If Tim’m West ’94 had stayed in Little Rock, Arkansas, he would have gone to Central High School – ground zero for school desegregation.
Instead, he witnessed the diversity of the Black experience in the Arkansas capital – from its thriving Black upper class to the impoverished housing projects where he learned to duck at the sound of gunfire – only into middle school. The family moved a few hours southwest to Taylor, Arkansas, a tiny town just above the Louisiana line. There, while Jim Crow oppression echoed throughout the region, his maternal grandfather spoke of the freedoms he had enjoyed in France during World War II.
“Living in a small town like that, there's a kind of visceral proximity to history,” West says.
Durham, North Carolina, was a metropolis in comparison. West arrived at Duke a closeted gay man, but he graduated out and proud. Granted, his maternal grandmother in Taylor had figured out he was gay and wrapped him in acceptance, but meeting fellow queer Blacks at Duke made West feel less like a unicorn. One of the first movies he saw at the Bryan Center was “Tongues Untied,” Marlon Riggs’ 1989 documentary about Black gay identity. West walked out of the screening determined to live openly. With the AIDS crisis and the shadow of discrimination, the early ’90s were a hard time to be gay in the U.S., but West no longer felt alone.
Today, at 52, West is executive director at the LGBTQ+ Institute at the National Center for Civil and Human Rights in Atlanta. His Southern upbringing and education got him there.
“I'm a Black queer brother who grew up in Arkansas,” West says. “I now lead a national organization that not only fights for public health and access for people living with HIV/AIDS, but also a host of other issues.”
West was born in Cincinnati and returned to live in its Northside neighborhood for seven years as an adult. His family moved often, he explains, and he and his siblings claim the cities they were born in – New York, Cincinnati, Dallas – even if they grew up elsewhere.
“My dad was an evangelical preacher, but more of a storefront preacher,” West explains. “We were pretty unstable.”
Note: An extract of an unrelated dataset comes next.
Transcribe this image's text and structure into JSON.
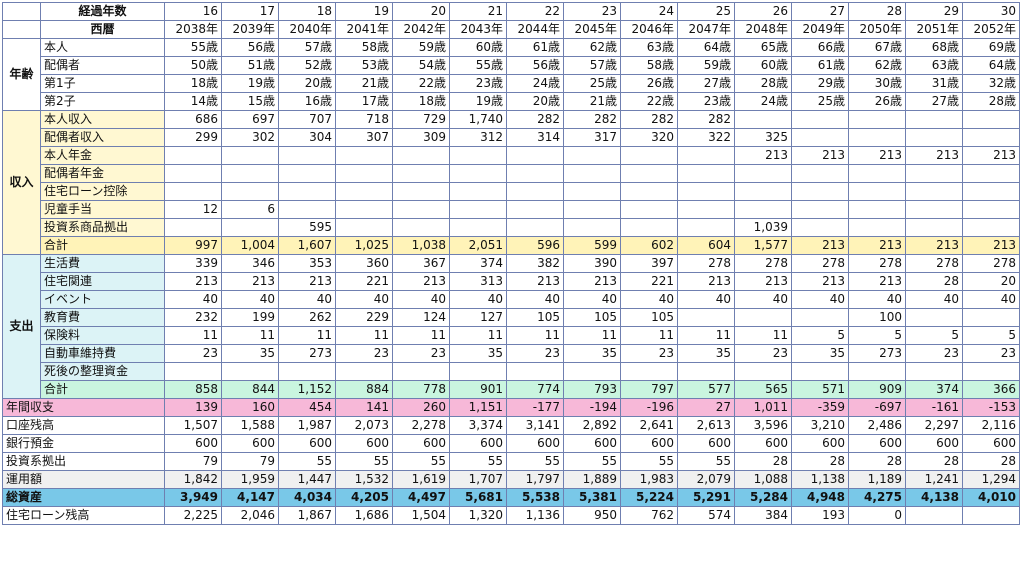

By the time West was in kindergarten, he was in Little Rock. He has an early memory of a newspaper front-page photo of his family being evicted, part of a story about slumlords. By the time he reached sixth grade, the Wests had moved to rural Taylor to live near family and escape gang violence. Yet small-town Arkansas was no place to be gay and Black in the ’80s.
"I knew that I wanted to come out and explore who I was in college. I made decisions about where to go to college based on the possibility and viability of doing that."
– Tim'm West
“I knew that I wanted to come out and explore who I was in college,” says West. “I made decisions about where to go to college based on the possibility and the viability of doing that.”
Four years at Duke and master’s degrees from the New School and Stanford led to a passion for education and nearly a decade with Teach for America before West took his current role.
Modern day, at the National Center for Civil and Human Rights, West contemplates a Freedom Riders exhibit. In one photo, civil rights leader John Lewis is the same age West was as a Duke undergraduate. West sees what Lewis achieved and believes today’s young people are just as capable. Accordingly, he shifted the LGBTQ+ Institute’s mission to embrace and encourage them the way he, too, found support and community in Durham and pockets of Duke.
“I ultimately think most people want to be good people,” West says. “I don't believe that there are these evil geniuses running rampant.”